Increased visibility into the devices under management allows Admins to see risky apps and alert users of issues on their device. Additionally, users can be asked to remove applications which don’t comply with company policy.
At this time the details provided on the Device Apps tab is strictly informational. In a future release, Webroot will include enhanced Policy Management around allowed applications.
The new Mobile Admin Console will look like the image below:
http://sw.nohold.net/Webroot/Images/mp%20update%20131%20image%201.png
Details within Device Apps Tab
Applications will be listed by their Name, Identifier, Version, Category, and Reputation. Admins can manually update the device’s listed apps by clicking on the ‘Request App Listing’ button. This will send a request to that device to report all installed applications.
Note: iOS devices will only report user installed applications, not any preinstalled Apple applications.
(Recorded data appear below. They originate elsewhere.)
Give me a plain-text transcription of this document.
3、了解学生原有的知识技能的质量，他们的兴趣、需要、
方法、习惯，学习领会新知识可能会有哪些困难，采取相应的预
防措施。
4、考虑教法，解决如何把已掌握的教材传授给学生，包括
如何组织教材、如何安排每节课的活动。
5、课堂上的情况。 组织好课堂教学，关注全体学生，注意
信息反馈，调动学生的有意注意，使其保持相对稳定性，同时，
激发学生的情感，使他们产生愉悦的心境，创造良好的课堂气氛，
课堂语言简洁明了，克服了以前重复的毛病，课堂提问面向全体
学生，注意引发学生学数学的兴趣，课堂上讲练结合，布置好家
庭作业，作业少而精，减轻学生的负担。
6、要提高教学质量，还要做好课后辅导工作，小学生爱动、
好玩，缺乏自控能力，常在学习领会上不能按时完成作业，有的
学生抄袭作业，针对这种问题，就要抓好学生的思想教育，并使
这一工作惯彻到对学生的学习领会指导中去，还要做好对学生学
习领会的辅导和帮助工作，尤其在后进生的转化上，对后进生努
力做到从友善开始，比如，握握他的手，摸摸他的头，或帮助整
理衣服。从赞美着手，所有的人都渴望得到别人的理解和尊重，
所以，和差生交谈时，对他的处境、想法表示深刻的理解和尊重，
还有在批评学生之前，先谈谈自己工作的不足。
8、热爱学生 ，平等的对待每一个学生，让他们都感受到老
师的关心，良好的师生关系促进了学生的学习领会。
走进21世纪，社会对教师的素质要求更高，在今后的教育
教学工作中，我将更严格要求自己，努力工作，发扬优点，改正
http://sw.nohold.net/Webroot/Images/mp%20update%20131%20image%202.png
New Reports
Three new reports are available within the Reports tab.
http://sw.nohold.net/Webroot/Images/mp%20update%20131%20image%203.png
The App Rep Distribution report, shown below, illustrates the breakdown of all apps reported within the organization.
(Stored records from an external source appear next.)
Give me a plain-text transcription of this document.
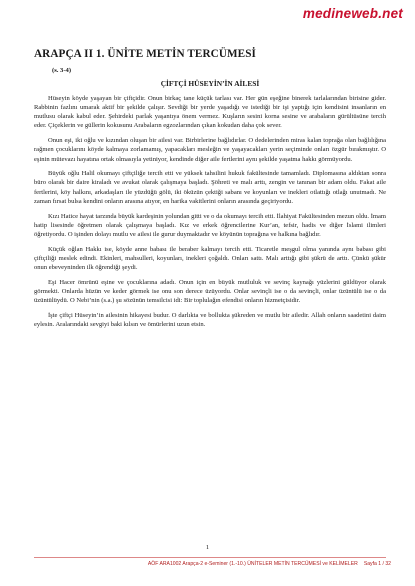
medineweb.net
ARAPÇA II 1. ÜNİTE METİN TERCÜMESİ
(s. 3-4)
ÇİFTÇİ HÜSEYİN’İN AİLESİ

Hüseyin köyde yaşayan bir çiftçidir. Onun birkaç tane küçük tarlası var. Her gün eşeğine binerek tarlalarından birisine gider. Rabbinin fazlını umarak aktif bir şekilde çalışır. Sevdiği bir yerde yaşadığı ve istediği bir işi yaptığı için kendisini insanların en mutlusu olarak kabul eder. Şehirdeki parlak yaşantıya önem vermez. Kuşların sesini korna sesine ve arabaların gürültüsüne tercih eder. Çiçeklerin ve güllerin kokusunu Arabaların egzozlarından çıkan kokudan daha çok sever.

Onun eşi, iki oğlu ve kızından oluşan bir ailesi var. Birbirlerine bağlıdırlar. O dedelerinden miras kalan toprağa olan bağlılığına rağmen çocuklarını köyde kalmaya zorlamamış, yapacakları mesleğin ve yaşayacakları yerin seçiminde onları özgür bırakmıştır. O eşinin mütevazı hayatına ortak olmasıyla yetiniyor, kendinde diğer aile fertlerini aynı şekilde yaşatma hakkı görmüyordu.

Büyük oğlu Halil okumayı çiftçiliğe tercih etti ve yüksek tahsilini hukuk fakültesinde tamamladı. Diplomasına aldıktan sonra büro olarak bir daire kiraladı ve avukat olarak çalışmaya başladı. Şöhreti ve malı arttı, zengin ve tanınan bir adam oldu. Fakat aile fertlerini, köy halkını, arkadaşları ile yüzdüğü gölü, iki öküzün çektiği sabanı ve koyunları ve inekleri otlattığı otlağı unutmadı. Ne zaman fırsat bulsa kendini onların arasına atıyor, en harika vakitlerini onların arasında geçiriyordu.

Kızı Hatice hayat tarzında büyük kardeşinin yolundan gitti ve o da okumayı tercih etti. İlahiyat Fakültesinden mezun oldu. İmam hatip lisesinde öğretmen olarak çalışmaya başladı. Kız ve erkek öğrencilerine Kur’an, tefsir, hadis ve diğer İslami ilimleri öğretiyordu. O işinden dolayı mutlu ve ailesi ile gurur duymaktadır ve köyünün toprağına ve halkına bağlıdır.

Küçük oğlan Hakkı ise, köyde anne babası ile beraber kalmayı tercih etti. Ticaretle meşgul olma yanında aynı babası gibi çiftçiliği meslek edindi. Ekinleri, mahsulleri, koyunları, inekleri çoğaldı. Onları sattı. Malı arttığı gibi şükrü de arttı. Çünkü şükür onun ebeveyninden ilk öğrendiği şeydi.

Eşi Hacer ömrünü eşine ve çocuklarına adadı. Onun için en büyük mutluluk ve sevinç kaynağı yüzlerini güldüyor olarak görmekti. Onlarda hüzün ve keder görmek ise onu son derece üzüyordu. Onlar sevinçli ise o da sevinçli, onlar üzüntülü ise o da üzüntülüydü. O Nebi’nin (s.a.) şu sözünün temsilcisi idi: Bir toplulağın efendisi onların hizmetçisidir.

İşte çiftçi Hüseyin’in ailesinin hikayesi budur. O darlıkta ve bollukta şükreden ve mutlu bir ailedir. Allah onların saadetini daim eylesin. Aralarındaki sevgiyi baki kılsın ve ömürlerini uzun etsin.

1
AÖF ARA1002 Arapça-2 e-Seminer (1.-10.) ÜNİTELER METİN TERCÜMESİ ve KELİMELER Sayfa 1 / 32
http://sw.nohold.net/Webroot/Images/mp%20update%20131%20image%204.png
The App Reputation Definitions
- Malicious: the application was detected as a threat (i.e. Trojan, Rootkit, etc.) by Webroot definitions.
- Unwanted: the application is detected as a Potentially Unwanted Application. A PUA is not malware but has unwanted characteristics which may include: aggressive ads and popups, intrusive privacy policies, marketing to contacts, etc.
- Suspicious: the application has not triggered any definitions but has received machine classifiers in the malicious and unwanted range.
- Moderate: the application does not appear to be suspicious, but contains dangerous permissions (i.e. Send, SMS, Call Phone, etc.).
- Benign: the application is non-whitelisted, contains no dangerous permissions and has received favorable scores from machine classifiers.
- Trustworthy: the application appears in our whitelist and is safe to use.
- Moderate**: this value is returned in a special case when reputation is computed based on package name (i.e. no md5 information is available) and means that both malicious and whitelisted application have been found with the same package name.